Indira’s counsel M. Kulasegaran then pointed out that the mandamus order was issued after his client failed to locate Mohd Ridzuan.

Abdul Aziz, however, replied that Indira still has the option of hiring the court bailiff to carry out the job.

But the appellate court’s 2-1 ruling disconcerted several other lawyers in the courtroom.

“If the police are not going to do anything... the minority community is concerned... do we now have to employ private investigators or employ our own enforcement units?” Philip Koh Tong Ngee, who held a watching brief for the Malaysian Consultative Council of Buddhism, Christianity, Hinduism, Sikhism and Taoism (MCCBCHST), asked the three judges.

For the mother of young Prasana Diksa however, today’s court decision was not a surprise.

“I’m very disappointed but I expected this judgement.
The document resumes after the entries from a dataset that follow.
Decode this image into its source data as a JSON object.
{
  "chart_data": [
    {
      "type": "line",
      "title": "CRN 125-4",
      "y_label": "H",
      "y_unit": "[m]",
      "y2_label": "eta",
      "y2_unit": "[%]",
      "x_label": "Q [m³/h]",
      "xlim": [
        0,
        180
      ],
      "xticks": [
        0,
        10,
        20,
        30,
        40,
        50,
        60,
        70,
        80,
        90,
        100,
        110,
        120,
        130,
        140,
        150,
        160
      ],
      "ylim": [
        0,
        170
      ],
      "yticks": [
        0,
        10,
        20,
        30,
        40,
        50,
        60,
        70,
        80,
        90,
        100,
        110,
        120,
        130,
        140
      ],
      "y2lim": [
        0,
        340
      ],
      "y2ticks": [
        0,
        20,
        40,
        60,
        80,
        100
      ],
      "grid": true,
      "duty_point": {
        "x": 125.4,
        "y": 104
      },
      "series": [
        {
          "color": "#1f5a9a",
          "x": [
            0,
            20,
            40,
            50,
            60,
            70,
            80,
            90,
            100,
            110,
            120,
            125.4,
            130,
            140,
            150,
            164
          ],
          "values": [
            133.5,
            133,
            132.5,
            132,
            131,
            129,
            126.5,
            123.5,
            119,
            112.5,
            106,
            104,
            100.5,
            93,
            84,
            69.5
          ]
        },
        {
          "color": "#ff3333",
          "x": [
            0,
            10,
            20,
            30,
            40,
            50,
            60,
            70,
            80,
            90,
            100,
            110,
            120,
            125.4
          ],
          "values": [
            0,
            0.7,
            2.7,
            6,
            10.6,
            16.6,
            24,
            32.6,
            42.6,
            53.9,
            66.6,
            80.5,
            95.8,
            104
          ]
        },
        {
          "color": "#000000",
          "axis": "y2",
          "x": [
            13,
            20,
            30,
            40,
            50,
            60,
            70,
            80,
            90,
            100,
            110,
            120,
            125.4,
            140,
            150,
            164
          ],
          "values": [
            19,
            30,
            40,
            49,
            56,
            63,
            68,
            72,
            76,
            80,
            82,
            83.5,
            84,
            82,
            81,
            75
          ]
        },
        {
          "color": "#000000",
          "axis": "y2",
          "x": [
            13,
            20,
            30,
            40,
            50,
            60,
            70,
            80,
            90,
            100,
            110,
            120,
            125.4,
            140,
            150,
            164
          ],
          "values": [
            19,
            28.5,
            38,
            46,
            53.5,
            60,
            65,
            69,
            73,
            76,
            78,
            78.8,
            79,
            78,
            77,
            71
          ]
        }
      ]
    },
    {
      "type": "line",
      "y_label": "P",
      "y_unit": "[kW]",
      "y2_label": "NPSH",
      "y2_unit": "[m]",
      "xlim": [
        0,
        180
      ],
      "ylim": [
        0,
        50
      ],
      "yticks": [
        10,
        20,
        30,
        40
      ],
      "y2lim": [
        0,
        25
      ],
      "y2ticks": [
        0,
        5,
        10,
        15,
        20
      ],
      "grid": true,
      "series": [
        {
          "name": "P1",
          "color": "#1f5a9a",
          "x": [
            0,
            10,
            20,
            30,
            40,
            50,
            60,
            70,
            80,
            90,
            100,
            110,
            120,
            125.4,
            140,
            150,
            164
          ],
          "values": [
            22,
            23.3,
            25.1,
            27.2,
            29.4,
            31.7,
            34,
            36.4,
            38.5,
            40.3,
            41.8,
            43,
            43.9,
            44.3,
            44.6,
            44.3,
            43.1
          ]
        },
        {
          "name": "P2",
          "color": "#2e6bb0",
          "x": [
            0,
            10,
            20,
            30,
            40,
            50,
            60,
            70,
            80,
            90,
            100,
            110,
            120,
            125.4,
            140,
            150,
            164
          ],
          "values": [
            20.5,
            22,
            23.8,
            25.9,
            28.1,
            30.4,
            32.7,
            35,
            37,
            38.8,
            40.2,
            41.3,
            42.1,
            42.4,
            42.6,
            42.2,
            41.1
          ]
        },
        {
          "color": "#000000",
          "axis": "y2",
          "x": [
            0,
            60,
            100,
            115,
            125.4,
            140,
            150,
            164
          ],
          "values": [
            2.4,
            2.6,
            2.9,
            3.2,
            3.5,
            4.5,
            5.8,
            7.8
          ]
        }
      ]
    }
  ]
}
I don’t know what to do now, how am I to find her?” she asked.

Five years ago, Indira was separated from her daughter Prasana Diksa, then 11-months old toddler, when Mohd Ridzuan ran off with the child.

Mohd Ridzuan later unilaterally converted all their three children to Islam and obtained a custody order in the Shariah court for all three.

In the long drawn-out child custody battle, Indira won full custody of her three children in the Ipoh High Court in 2010, with the same civil court issuing a recovery order in her favour.

Lee had also nullified the Shariah court’s custody order and subsequently issued the mandamus order compelling the IGP to act.

On May 30, the civil court also cited Mohd Ridzuan for contempt of its custody order and issued a warrant to arrest and jail him, unless he gave up the child that he had taken away in 2009.

Mohd Ridzuan’s bid to appeal against the High Court’s custody order in favour of Indira was previously dismissed in both the Court of Appeal and Federal Court.

In today’s proceeding, lawyers Andrew Khoo and Goh Siu Lin held watching briefs for the Malaysian Bar and the Joint Action Group for Gender Equality respectively.